Wednesday, July 02, 2014

Compelled Password Disclosure in MA

Doug Mataconis: "Court Rules Defendant Must Reveal Computer’s Encryption Password"

From his analysis:
[T]he issue for Courts in these cases is how a demand that a suspect or defendant produce a password is viewed under the law. If it is viewed as testimony, then it would be barred under the Fifth Amendment even if it were supported by a warrant signed by a Judge. If, however, it is merely viewed as giving law enforcement access to something that they have the legal right, due to a warrant, to search, then it is not testimonial and permissible as long as the Fourth Amendment is complied with.

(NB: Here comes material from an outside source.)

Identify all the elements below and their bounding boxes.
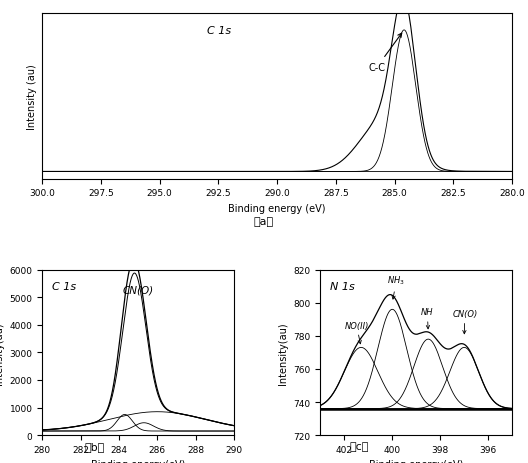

The analogy that has been made here is one that compares the password to either the key to a strongbox or the combination to a safe. If it’s viewed as analogous to the key, then its a Fourth Amendment issue and the subject of the warrant must provide access as long as there is a valid warrant. If, however, it is the combination to a safe, then requiring the subject to provide access is testimonial and forcing a person to reveal it would be barred by the Fifth Amendment because the combination constitutes the “expression of the contents of an individual’s mind.”

The analogies are, admittedly, not perfect, but they have come to be adopted in large part due to the distinction that the case law makes between these two activities, and they are useful analogy in a situation where there is very little actual law to apply.